Investigadores determinaron que el sospechoso utilizaba una tienda de productos para mascotas como fachada para vender drogas sintéticas. Las entregas ocurrían dentro del local y mediante intercambios rápidos con compradores que esperaban en sus vehículos.
Durante los allanamientos, las autoridades también secuestraron 57,9 gramos de ketamina, comprimidos de metilendioxianfetamina, papeles con LSD y 3.600 dólares.

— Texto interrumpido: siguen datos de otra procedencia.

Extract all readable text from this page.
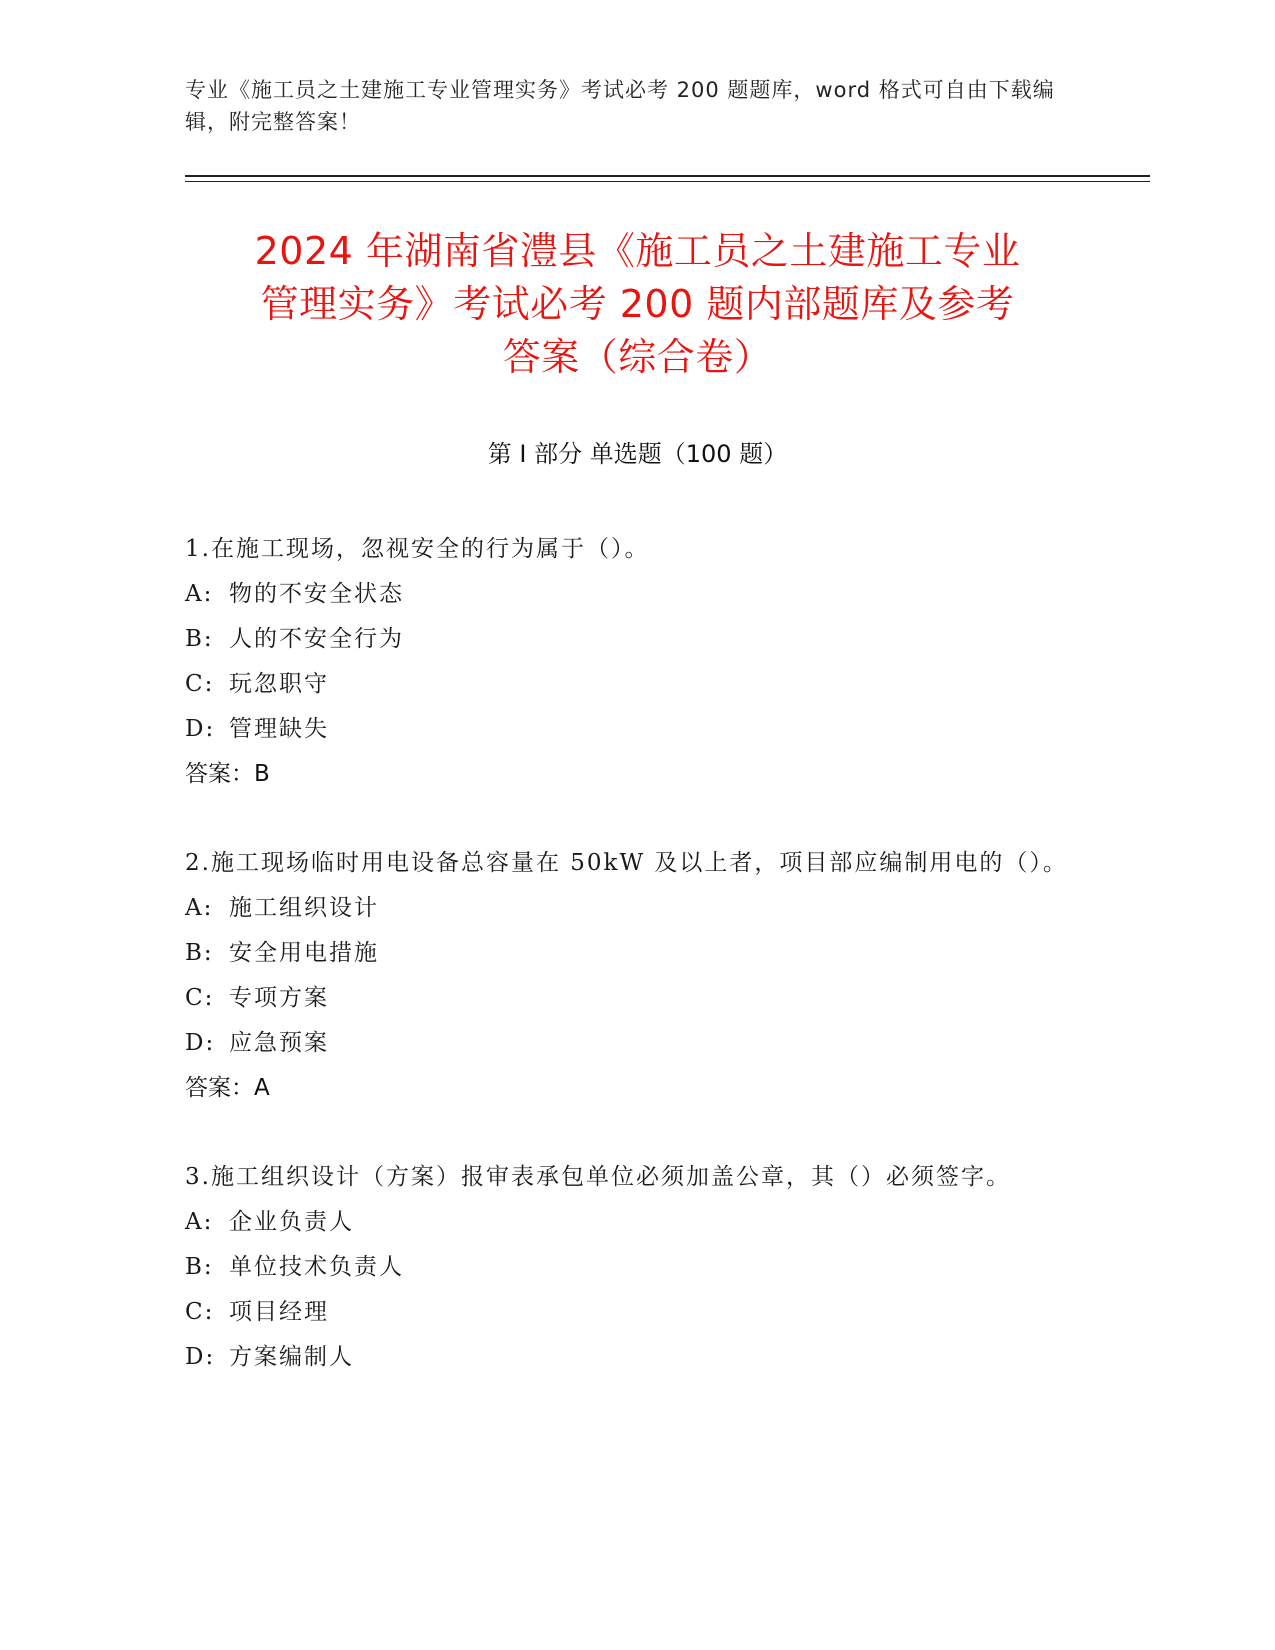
专业《施工员之土建施工专业管理实务》考试必考 200 题题库，word 格式可自由下载编辑，附完整答案！
2024 年湖南省澧县《施工员之土建施工专业
管理实务》考试必考 200 题内部题库及参考
答案（综合卷）
第 I 部分 单选题（100 题）
1.在施工现场，忽视安全的行为属于（）。
A: 物的不安全状态
B: 人的不安全行为
C: 玩忽职守
D: 管理缺失
答案：B
2.施工现场临时用电设备总容量在 50kW 及以上者，项目部应编制用电的（）。
A: 施工组织设计
B: 安全用电措施
C: 专项方案
D: 应急预案
答案：A
3.施工组织设计（方案）报审表承包单位必须加盖公章，其（）必须签字。
A: 企业负责人
B: 单位技术负责人
C: 项目经理
D: 方案编制人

La fiscal Cecilia Amil Martín ordenó la detención del acusado después de evaluar las pruebas reunidas durante el operativo.
Algunos componentes tienen similitudes con drogas difundidas mundialmente, aunque la muestra no puede compararse directamente con una sustancia convencional. La metanfetamina actúa como estimulante potente y puede aumentar la frecuencia cardíaca, la presión arterial, la temperatura corporal y el estado de alerta.
Metilendioximetanfetamina, conocida como MDMA o éxtasis, combina efectos estimulantes con alteraciones de la percepción y del estado emocional. Su consumo puede relacionarse con hipertermia, deshidratación, cambios cardiovasculares y trastornos de conciencia, especialmente cuando aparecen otras sustancias.
Ketamina, utilizada legalmente como anestésico humano y veterinario, produce efectos disociativos que modifican la percepción del cuerpo y del entorno. Su presencia junto con estimulantes y alucinógenos puede dificultar la interpretación de síntomas durante una emergencia.
El compuesto 25-E-NBOH pertenece a una familia de alucinógenos sintéticos sin comercialización legal y con efectos variables. La aminopirina es un analgésico prohibido en Argentina por sus posibles reacciones adversas, mientras la cafeína agrega otra acción estimulante.
Uno de los riesgos principales surge de la interacción entre sustancias con mecanismos distintos, concentradas en una dosis cuya proporción exacta permanece desconocida. Esa incertidumbre impide calcular cuánto recibió el consumidor de cada compuesto y complica la elección del tratamiento médico inmediato.
Peritos del Cuerpo de Investigaciones Judiciales señalaron posibles eventos cardiovasculares, hipertermia, convulsiones y alteraciones profundas del estado de conciencia. También advirtieron sobre toxicidad aguda y respuestas clínicas difíciles de anticipar por la coexistencia de estimulantes, psicodélicos y disociativos.
Las autoridades comunicaron el descubrimiento al Sistema de Alerta Temprana del Ministerio de Seguridad Nacional y al mecanismo correspondiente de Naciones Unidas. Ambos sistemas recopilan información sobre nuevas sustancias psicoactivas, mezclas emergentes y riesgos sanitarios asociados con su circulación.